Аким Иванович нервно закурил и, выпуская обильный дым из мигающего огненного глаза «дракона», большими и пушистыми кольцами в потолок, тихо произнес:
— Совсем моя старая голова от забот крепости опухла, Анюта. Невмоготу мне служба стала. В этакой-то круговерти живем! Пока старое тело повернешь, жизнь раза три вокруг тебя обернется. Спасибо, дочка, прямо спасла ты меня!
— Так уж и спасла, Аким Иванович!
— Спасла. Рапорт о моем служебном несоответствии, к командующему сибирским корпусом бригадиру Фрауендорфу, у господина коллежского советника в таможенной избе под скатеркой, поди, давно заготовлен. Только вот отослать не с кем. Официальной депешей, весьма боязно! С оказией, экие дела делаются… Как ты его, Анюта, лихо успокоила! Еще малость, и Родион Петрович фавном бы за тобой в припляс поскакал!
— Для вас же старалась! — Анна залилась краской смущения. — Мало старший Андреев словесами разными меня допекает, так и вы, туда же, Аким Иванович!
— Это чего же, он себе позволяет!?
— Позволяет. Как после смерти матушки с Тобольска возвернулся, ко мне с амурным визитом пришел.
— А ты, чего же?
— Отказала но мягко, так теперь желчью прыскает. Говорит: все вы, женщины стало быть, одинаковы, вам одно только и нужно.
— Чего ему, Анюта, нужно-то?
— Да ну вас, Аким Иванович! Аль совсем стары стали?
— Вот весть, так весть! Ну, я ему, молодцу, покажу почем в Сибири фунт изюма!
— Ой не надо, Аким Иванович! И так пересудов довольно. Боюсь, драгуны побьют его. Дед Иван на днях соизволение у меня спрашивал.
— Не одобрила?
— Да вы что, Аким Иванович! За дурость! Обиду на пол женский, мальчишку бивать!

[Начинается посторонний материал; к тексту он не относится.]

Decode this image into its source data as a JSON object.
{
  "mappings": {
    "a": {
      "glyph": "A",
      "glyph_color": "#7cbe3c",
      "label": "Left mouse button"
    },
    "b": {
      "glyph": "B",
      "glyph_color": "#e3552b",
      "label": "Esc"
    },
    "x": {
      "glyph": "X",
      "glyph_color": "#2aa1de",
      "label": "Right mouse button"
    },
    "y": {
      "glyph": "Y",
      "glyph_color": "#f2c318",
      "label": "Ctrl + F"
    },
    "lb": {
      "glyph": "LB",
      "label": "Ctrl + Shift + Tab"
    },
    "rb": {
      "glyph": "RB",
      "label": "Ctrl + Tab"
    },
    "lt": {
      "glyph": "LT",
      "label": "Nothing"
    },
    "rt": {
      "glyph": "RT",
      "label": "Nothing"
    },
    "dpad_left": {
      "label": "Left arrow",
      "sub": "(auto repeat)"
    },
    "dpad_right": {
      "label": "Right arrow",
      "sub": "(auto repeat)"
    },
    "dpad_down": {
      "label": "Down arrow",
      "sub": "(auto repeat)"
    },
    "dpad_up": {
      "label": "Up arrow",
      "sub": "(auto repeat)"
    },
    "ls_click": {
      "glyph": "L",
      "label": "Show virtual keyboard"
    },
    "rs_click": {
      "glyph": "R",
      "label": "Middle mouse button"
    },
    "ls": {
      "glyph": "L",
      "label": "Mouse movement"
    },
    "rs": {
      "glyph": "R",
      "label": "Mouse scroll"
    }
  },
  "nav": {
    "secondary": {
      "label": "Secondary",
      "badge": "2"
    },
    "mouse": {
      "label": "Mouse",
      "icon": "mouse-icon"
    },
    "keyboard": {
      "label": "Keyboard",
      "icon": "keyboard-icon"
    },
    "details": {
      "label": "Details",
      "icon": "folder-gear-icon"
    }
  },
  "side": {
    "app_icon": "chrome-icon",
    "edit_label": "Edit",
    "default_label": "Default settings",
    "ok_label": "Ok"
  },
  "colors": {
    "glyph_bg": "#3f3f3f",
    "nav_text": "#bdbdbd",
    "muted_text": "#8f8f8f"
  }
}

— Правильно, дочка. Мы его опосля прижучим. Вот Шумейцев уедет, по-свойски разберемся, без бумаг. Зазря я, старый дурак, тебя в крепости упросил остаться. Тебе замуж, Анюта, надо! Молода ты еще, чтобы вдовствовать со мной рядом. Девки-колодницы под венец идут, а ты одна-одинешенька. Со мною, пнем старым, да трухлявым лучшие деньки свои коротаешь. Матушка Капитанша… Тьфу! — Тюменев вынул из-за рта трубку, сплевывая попавший на губы табак. — Какой дьявол! — прости меня, Господи, так тебя окрестил!? Рано тебе еще в матушках ходить!
— Ох, Аким Иванович, не ту песню вы затянули! Видно, такая у меня планида!
Тюменев сунул хвост «дракона» под усы, делая глубокую, молчаливую затяжку. За дверью послышался ритмичный шаг тяжелых офицерских ботфорт. Широко распахивая двери, инженер-поручик Тренин, завел в комнату коменданта девушку.
Под безразмерным овечьим тулупом, незнакомка была одета по-восточному, в одеяния из тончайшего атласа. Иссиня-черный, длинный и волнистый волос накрывала шелковая ткань, угол которой, перехваченный тонкими пальцами правой руки, закрывал ее лицо. Оглядывая незнакомое помещение, миндалевидные глаза барышни, блестели сквозь бархатные ресницы.
— Голубчик Евграф Евграфович! — воскликнул Тюменев. — Кто сия нимфа?
— Отменный цветок из Восточного райского сада! — улыбаясь, ответил Тренин. — Подарок султана Абылая поручику Самойлову.
Галантно приглашая девушку сесть на стул, Евграф Евграфович проявил большую изобретательность в жестах. Но незнакомка, не менее грациозно, дала понять ему, что привыкла сидеть на полу, и отказалась.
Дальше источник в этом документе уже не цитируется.